A significant portion of any application is the backend database/datastore, which include:

  • Managing resources and machines to support the datastore
  • Data migrations on schemas during application lifetime
  • Manually defining database indexes for responsive data retrieval
  • Coding caching logic to reduce application latency

The manual effort put toward these features becomes significant as the amount of data grows in size and complexity. More importantly, this effort is being spent over and over on a multitude of applications, each a trivial variation of the next.

General Solution

Abstractly, we desire to reduce this redundant workload by adding a layer of abstraction called ActiveData: Clients using ActiveData benefit from the features it provides and avoid the datastore management complexities. While the ActiveData implementers can focus on these common issues while being given a simpler data model, and simpler query language, upon which to calculate optimizations.

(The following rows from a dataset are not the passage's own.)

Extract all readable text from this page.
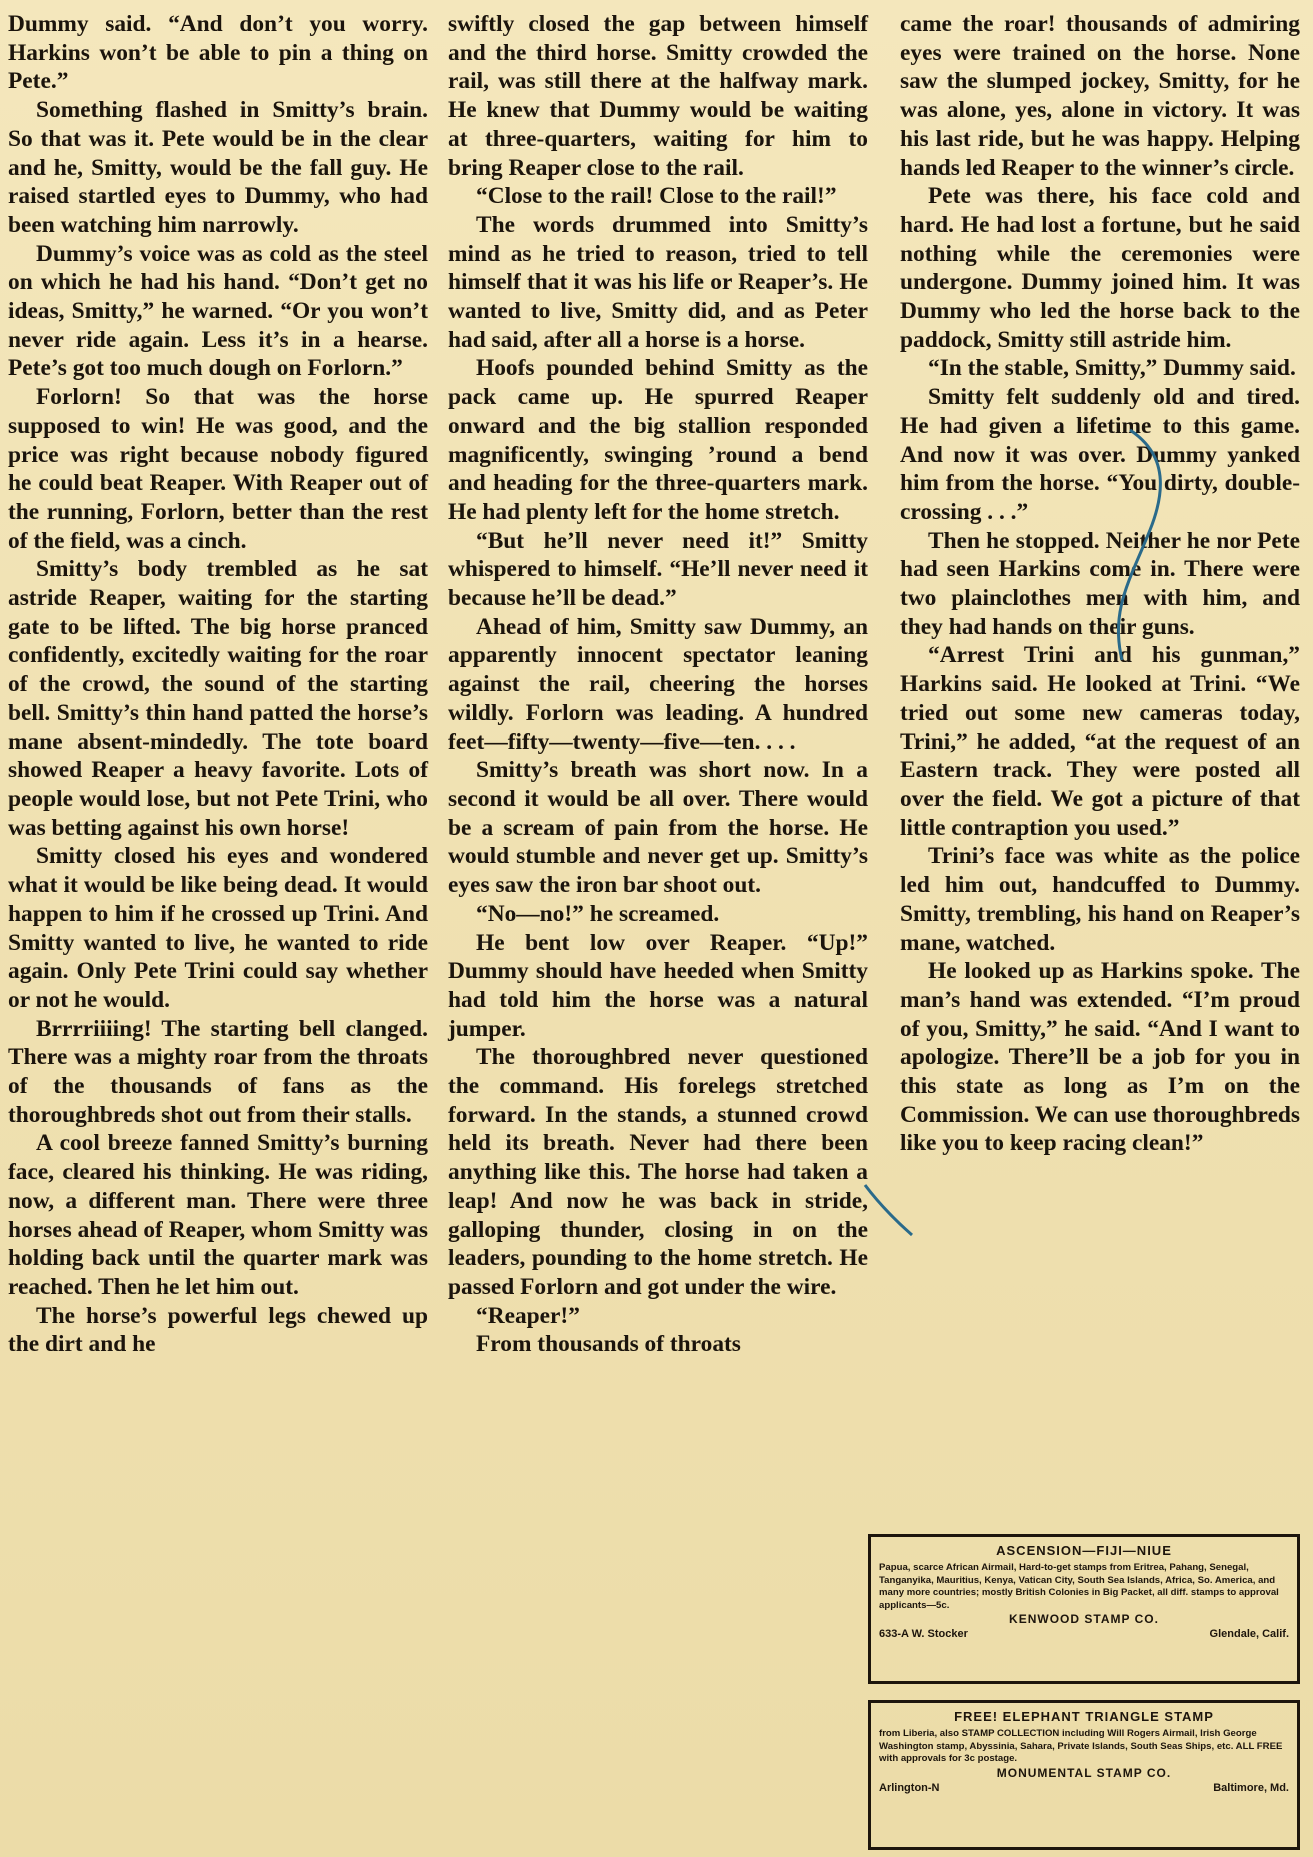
Dummy said. “And don’t you worry. Harkins won’t be able to pin a thing on Pete.”

Something flashed in Smitty’s brain. So that was it. Pete would be in the clear and he, Smitty, would be the fall guy. He raised startled eyes to Dummy, who had been watching him narrowly.

Dummy’s voice was as cold as the steel on which he had his hand. “Don’t get no ideas, Smitty,” he warned. “Or you won’t never ride again. Less it’s in a hearse. Pete’s got too much dough on Forlorn.”

Forlorn! So that was the horse supposed to win! He was good, and the price was right because nobody figured he could beat Reaper. With Reaper out of the running, Forlorn, better than the rest of the field, was a cinch.

Smitty’s body trembled as he sat astride Reaper, waiting for the starting gate to be lifted. The big horse pranced confidently, excitedly waiting for the roar of the crowd, the sound of the starting bell. Smitty’s thin hand patted the horse’s mane absent-mindedly. The tote board showed Reaper a heavy favorite. Lots of people would lose, but not Pete Trini, who was betting against his own horse!

Smitty closed his eyes and wondered what it would be like being dead. It would happen to him if he crossed up Trini. And Smitty wanted to live, he wanted to ride again. Only Pete Trini could say whether or not he would.

Brrrriiiing! The starting bell clanged. There was a mighty roar from the throats of the thousands of fans as the thoroughbreds shot out from their stalls.

A cool breeze fanned Smitty’s burning face, cleared his thinking. He was riding, now, a different man. There were three horses ahead of Reaper, whom Smitty was holding back until the quarter mark was reached. Then he let him out.

The horse’s powerful legs chewed up the dirt and he

swiftly closed the gap between himself and the third horse. Smitty crowded the rail, was still there at the halfway mark. He knew that Dummy would be waiting at three-quarters, waiting for him to bring Reaper close to the rail.

“Close to the rail! Close to the rail!”

The words drummed into Smitty’s mind as he tried to reason, tried to tell himself that it was his life or Reaper’s. He wanted to live, Smitty did, and as Peter had said, after all a horse is a horse.

Hoofs pounded behind Smitty as the pack came up. He spurred Reaper onward and the big stallion responded magnificently, swinging ’round a bend and heading for the three-quarters mark. He had plenty left for the home stretch.

“But he’ll never need it!” Smitty whispered to himself. “He’ll never need it because he’ll be dead.”

Ahead of him, Smitty saw Dummy, an apparently innocent spectator leaning against the rail, cheering the horses wildly. Forlorn was leading. A hundred feet—fifty—twenty—five—ten. . . .

Smitty’s breath was short now. In a second it would be all over. There would be a scream of pain from the horse. He would stumble and never get up. Smitty’s eyes saw the iron bar shoot out.

“No—no!” he screamed.

He bent low over Reaper. “Up!” Dummy should have heeded when Smitty had told him the horse was a natural jumper.

The thoroughbred never questioned the command. His forelegs stretched forward. In the stands, a stunned crowd held its breath. Never had there been anything like this. The horse had taken a leap! And now he was back in stride, galloping thunder, closing in on the leaders, pounding to the home stretch. He passed Forlorn and got under the wire.

“Reaper!”

From thousands of throats

came the roar! thousands of admiring eyes were trained on the horse. None saw the slumped jockey, Smitty, for he was alone, yes, alone in victory. It was his last ride, but he was happy. Helping hands led Reaper to the winner’s circle.

Pete was there, his face cold and hard. He had lost a fortune, but he said nothing while the ceremonies were undergone. Dummy joined him. It was Dummy who led the horse back to the paddock, Smitty still astride him.

“In the stable, Smitty,” Dummy said.

Smitty felt suddenly old and tired. He had given a lifetime to this game. And now it was over. Dummy yanked him from the horse. “You dirty, double-crossing . . .”

Then he stopped. Neither he nor Pete had seen Harkins come in. There were two plainclothes men with him, and they had hands on their guns.

“Arrest Trini and his gunman,” Harkins said. He looked at Trini. “We tried out some new cameras today, Trini,” he added, “at the request of an Eastern track. They were posted all over the field. We got a picture of that little contraption you used.”

Trini’s face was white as the police led him out, handcuffed to Dummy. Smitty, trembling, his hand on Reaper’s mane, watched.

He looked up as Harkins spoke. The man’s hand was extended. “I’m proud of you, Smitty,” he said. “And I want to apologize. There’ll be a job for you in this state as long as I’m on the Commission. We can use thoroughbreds like you to keep racing clean!”

ASCENSION—FIJI—NIUE
Papua, scarce African Airmail, Hard-to-get stamps from Eritrea, Pahang, Senegal, Tanganyika, Mauritius, Kenya, Vatican City, South Sea Islands, Africa, So. America, and many more countries; mostly British Colonies in Big Packet, all diff. stamps to approval applicants—5c.
KENWOOD STAMP CO.
633-A W. Stocker	Glendale, Calif.
FREE! ELEPHANT TRIANGLE STAMP
from Liberia, also STAMP COLLECTION including Will Rogers Airmail, Irish George Washington stamp, Abyssinia, Sahara, Private Islands, South Seas Ships, etc. ALL FREE with approvals for 3c postage.
MONUMENTAL STAMP CO.
Arlington-N	Baltimore, Md.
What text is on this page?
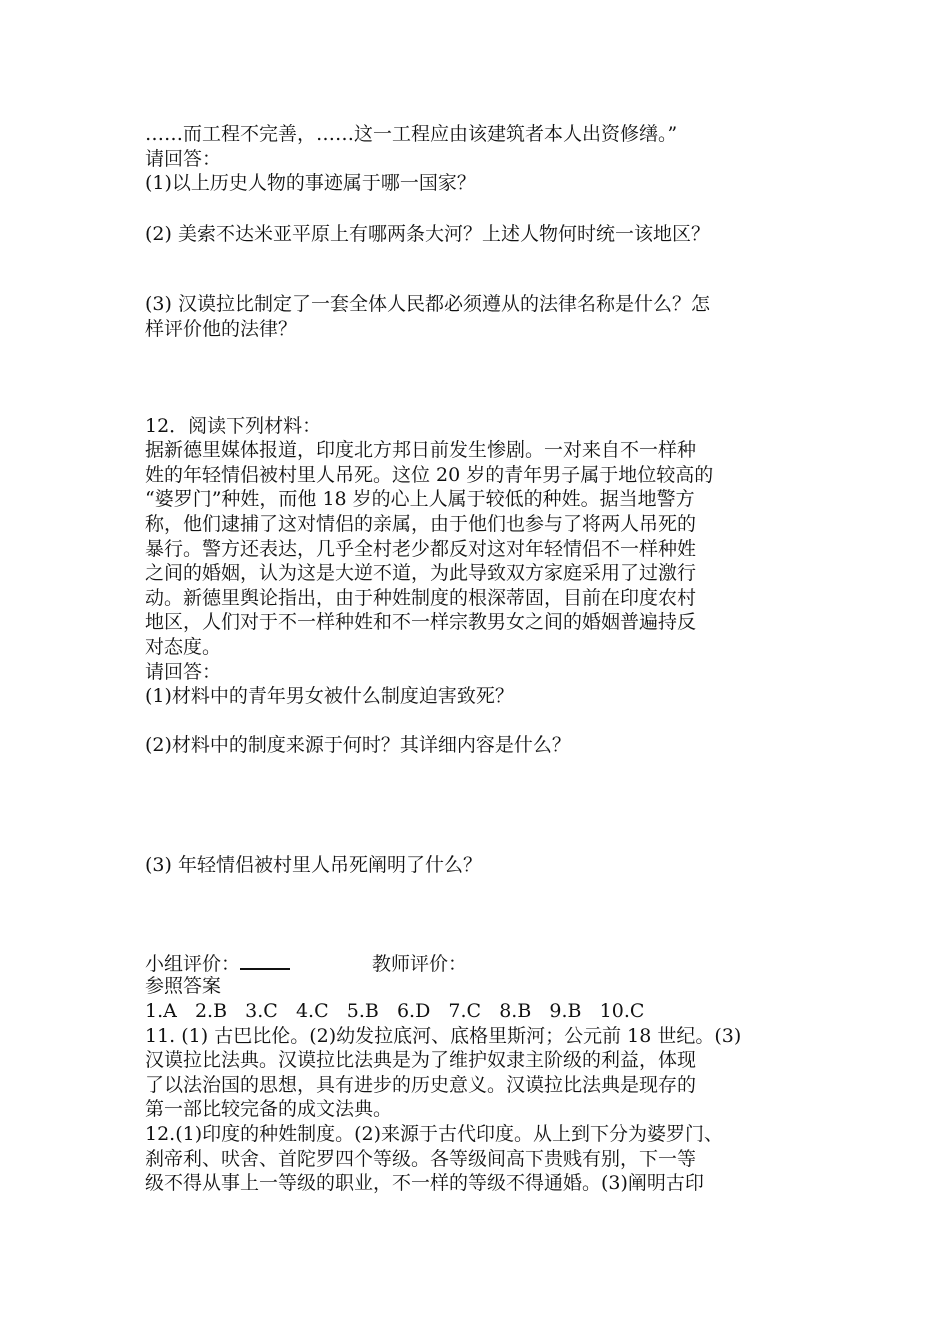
……而工程不完善，……这一工程应由该建筑者本人出资修缮。”
请回答：
(1)以上历史人物的事迹属于哪一国家？
(2) 美索不达米亚平原上有哪两条大河？上述人物何时统一该地区？
(3) 汉谟拉比制定了一套全体人民都必须遵从的法律名称是什么？怎
样评价他的法律？
12．阅读下列材料：
据新德里媒体报道，印度北方邦日前发生惨剧。一对来自不一样种
姓的年轻情侣被村里人吊死。这位 20 岁的青年男子属于地位较高的
“婆罗门”种姓，而他 18 岁的心上人属于较低的种姓。据当地警方
称，他们逮捕了这对情侣的亲属，由于他们也参与了将两人吊死的
暴行。警方还表达，几乎全村老少都反对这对年轻情侣不一样种姓
之间的婚姻，认为这是大逆不道，为此导致双方家庭采用了过激行
动。新德里舆论指出，由于种姓制度的根深蒂固，目前在印度农村
地区，人们对于不一样种姓和不一样宗教男女之间的婚姻普遍持反
对态度。
请回答：
(1)材料中的青年男女被什么制度迫害致死？
(2)材料中的制度来源于何时？其详细内容是什么？
(3) 年轻情侣被村里人吊死阐明了什么？
小组评价：	教师评价：
参照答案
1.A   2.B   3.C   4.C   5.B   6.D   7.C   8.B   9.B   10.C
11. (1) 古巴比伦。(2)幼发拉底河、底格里斯河；公元前 18 世纪。(3)
汉谟拉比法典。汉谟拉比法典是为了维护奴隶主阶级的利益，体现
了以法治国的思想，具有进步的历史意义。汉谟拉比法典是现存的
第一部比较完备的成文法典。
12.(1)印度的种姓制度。(2)来源于古代印度。从上到下分为婆罗门、
刹帝利、吠舍、首陀罗四个等级。各等级间高下贵贱有别，下一等
级不得从事上一等级的职业，不一样的等级不得通婚。(3)阐明古印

Columnar datastores, have solved many (but not all) problems with changing schema. Query-directed indexing has been around for decades in Oracle's query optimization algorithms, and are available for free in ElasticSearch. We now have the technology to build an ActiveData solution.

By defining an ActiveData standard, we can innovate on both sides of the ActiveData abstraction layer independently

Client Architecture

Applications that leverage an active data warehouse can forgo significant server side development, if not all, and put the logic on the client side.